Recipe Tester Feedback: “Quick and tasty, great for a healthy 'snack'. Terrific in the kids' lunchboxes to get fruit and veggies into them. Add a small handful of sultanas for another layer of sweetness." - Gail
No: Dairy / Nuts
Contains: Gluten / Egg
*Variations: Can be made without Gluten
Preparation Time 10 minutes
Cooking Time 14-18 minutes
Makes 36 muffin bites
Can be frozen
- carrot - 150g, roughly chopped
- apple - 150g, cored and roughly chopped (no need to peel)
- egg - 3, large
- coconut oil - 100g
- self raising flour - 190g, wholemeal (*can use GF)
- apple juice - 70g
- honey - 35g
- cinnamon - 1.5 tsp, ground
- vanilla bean paste - 1 tsp
- Preheat the oven to 180C. Either spray the mini muffin tins with nonstick spray or line with paper cases.
- Add the chopped carrot (150g) and chopped apple (150g) to the bowl. Chop Speed 7 / 6 seconds. Scrape down sides.

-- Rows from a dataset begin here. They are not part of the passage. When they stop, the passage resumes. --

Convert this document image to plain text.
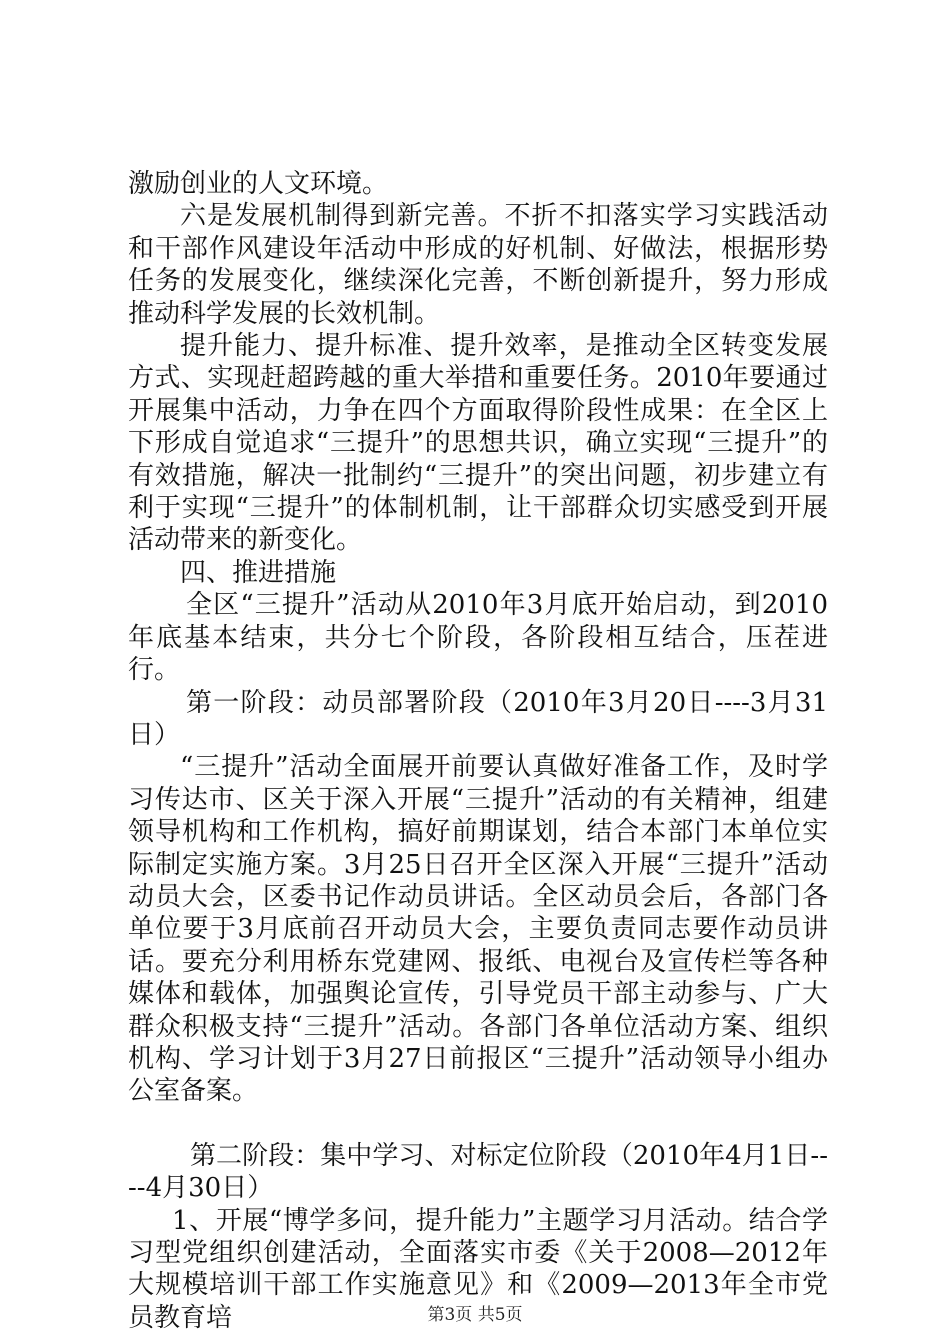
激励创业的人文环境。

六是发展机制得到新完善。不折不扣落实学习实践活动和干部作风建设年活动中形成的好机制、好做法，根据形势任务的发展变化，继续深化完善，不断创新提升，努力形成推动科学发展的长效机制。

提升能力、提升标准、提升效率，是推动全区转变发展方式、实现赶超跨越的重大举措和重要任务。2010年要通过开展集中活动，力争在四个方面取得阶段性成果：在全区上下形成自觉追求“三提升”的思想共识，确立实现“三提升”的有效措施，解决一批制约“三提升”的突出问题，初步建立有利于实现“三提升”的体制机制，让干部群众切实感受到开展活动带来的新变化。

四、推进措施

全区“三提升”活动从2010年3月底开始启动，到2010年底基本结束，共分七个阶段，各阶段相互结合，压茬进行。

第一阶段：动员部署阶段（2010年3月20日----3月31日）

“三提升”活动全面展开前要认真做好准备工作，及时学习传达市、区关于深入开展“三提升”活动的有关精神，组建领导机构和工作机构，搞好前期谋划，结合本部门本单位实际制定实施方案。3月25日召开全区深入开展“三提升”活动动员大会，区委书记作动员讲话。全区动员会后，各部门各单位要于3月底前召开动员大会，主要负责同志要作动员讲话。要充分利用桥东党建网、报纸、电视台及宣传栏等各种媒体和载体，加强舆论宣传，引导党员干部主动参与、广大群众积极支持“三提升”活动。各部门各单位活动方案、组织机构、学习计划于3月27日前报区“三提升”活动领导小组办公室备案。

第二阶段：集中学习、对标定位阶段（2010年4月1日----4月30日）

1、开展“博学多问，提升能力”主题学习月活动。结合学习型党组织创建活动，全面落实市委《关于2008—2012年大规模培训干部工作实施意见》和《2009—2013年全市党员教育培	第3页 共5页
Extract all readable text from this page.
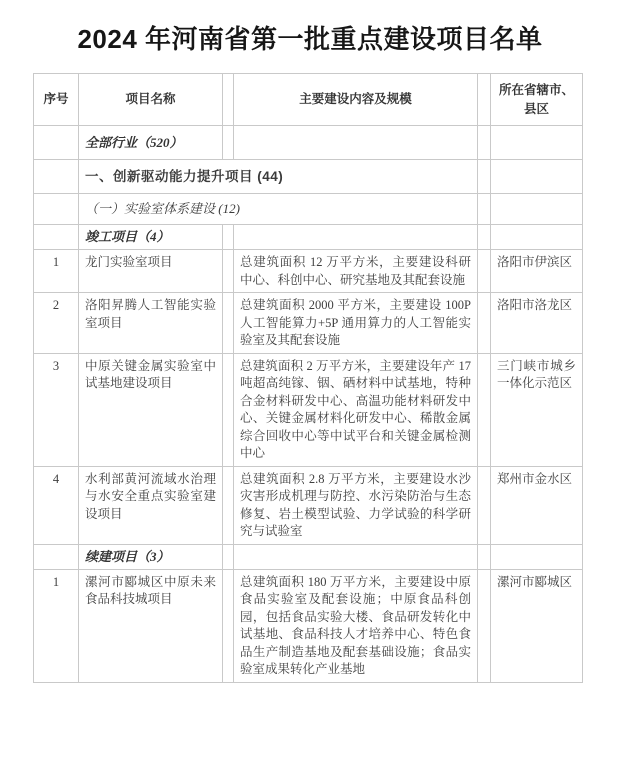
2024 年河南省第一批重点建设项目名单
序号	项目名称		主要建设内容及规模		所在省辖市、县区
	全部行业（520）				
	一、创新驱动能力提升项目 (44)				
	（一）实验室体系建设 (12)				
	竣工项目（4）				
1	龙门实验室项目		总建筑面积 12 万平方米，主要建设科研中心、科创中心、研究基地及其配套设施		洛阳市伊滨区
2	洛阳昇腾人工智能实验室项目		总建筑面积 2000 平方米，主要建设 100P 人工智能算力+5P 通用算力的人工智能实验室及其配套设施		洛阳市洛龙区
3	中原关键金属实验室中试基地建设项目		总建筑面积 2 万平方米，主要建设年产 17 吨超高纯镓、铟、硒材料中试基地，特种合金材料研发中心、高温功能材料研发中心、关键金属材料化研发中心、稀散金属综合回收中心等中试平台和关键金属检测中心		三门峡市城乡一体化示范区
4	水利部黄河流域水治理与水安全重点实验室建设项目		总建筑面积 2.8 万平方米，主要建设水沙灾害形成机理与防控、水污染防治与生态修复、岩土模型试验、力学试验的科学研究与试验室		郑州市金水区
	续建项目（3）				
1	漯河市郾城区中原未来食品科技城项目		总建筑面积 180 万平方米，主要建设中原食品实验室及配套设施；中原食品科创园，包括食品实验大楼、食品研发转化中试基地、食品科技人才培养中心、特色食品生产制造基地及配套基础设施；食品实验室成果转化产业基地		漯河市郾城区
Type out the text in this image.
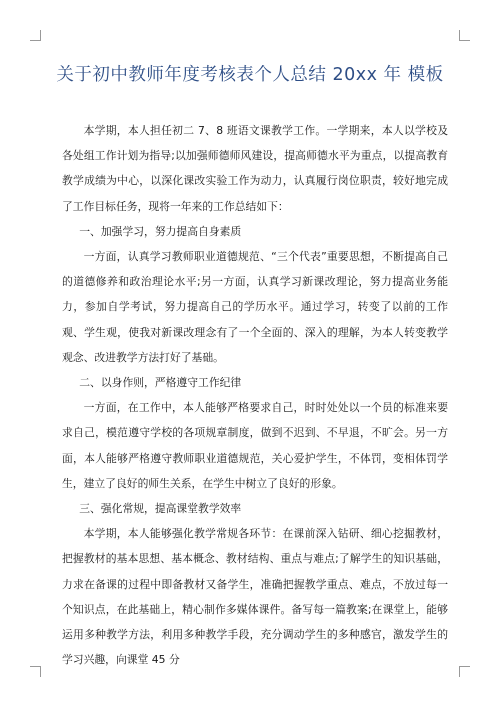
关于初中教师年度考核表个人总结 20xx 年 模板

本学期，本人担任初二 7、8 班语文课教学工作。一学期来，本人以学校及各处组工作计划为指导;以加强师德师风建设，提高师德水平为重点，以提高教育教学成绩为中心，以深化课改实验工作为动力，认真履行岗位职责，较好地完成了工作目标任务，现将一年来的工作总结如下：

一、加强学习，努力提高自身素质

一方面，认真学习教师职业道德规范、“三个代表”重要思想，不断提高自己的道德修养和政治理论水平;另一方面，认真学习新课改理论，努力提高业务能力，参加自学考试，努力提高自己的学历水平。通过学习，转变了以前的工作观、学生观，使我对新课改理念有了一个全面的、深入的理解，为本人转变教学观念、改进教学方法打好了基础。

二、以身作则，严格遵守工作纪律

一方面，在工作中，本人能够严格要求自己，时时处处以一个员的标准来要求自己，模范遵守学校的各项规章制度，做到不迟到、不早退，不旷会。另一方面，本人能够严格遵守教师职业道德规范，关心爱护学生，不体罚，变相体罚学生，建立了良好的师生关系，在学生中树立了良好的形象。

三、强化常规，提高课堂教学效率

本学期，本人能够强化教学常规各环节：在课前深入钻研、细心挖掘教材，把握教材的基本思想、基本概念、教材结构、重点与难点;了解学生的知识基础，力求在备课的过程中即备教材又备学生，准确把握教学重点、难点，不放过每一个知识点，在此基础上，精心制作多媒体课件。备写每一篇教案;在课堂上，能够运用多种教学方法，利用多种教学手段，充分调动学生的多种感官，激发学生的学习兴趣，向课堂 45 分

- Add the eggs (3), coconut oil (100g), wholemeal self raising flour (190g), apple juice (70g), honey (35g), ground cinnamon (1.5 tsp) and vanilla bean paste (1 tsp) to the bowl. Mix Reverse+Speed 4 / 6-8 seconds. You may need to use your spatula to aid the mixing process. Be sure not to overmix the batter.
- Spoon 1 Tbsp of cake batter into each paper case.
- Bake for 14-18 minutes or until cooked through.
- Allow to cool slightly then transfer to a wire cooling rack to cool completely.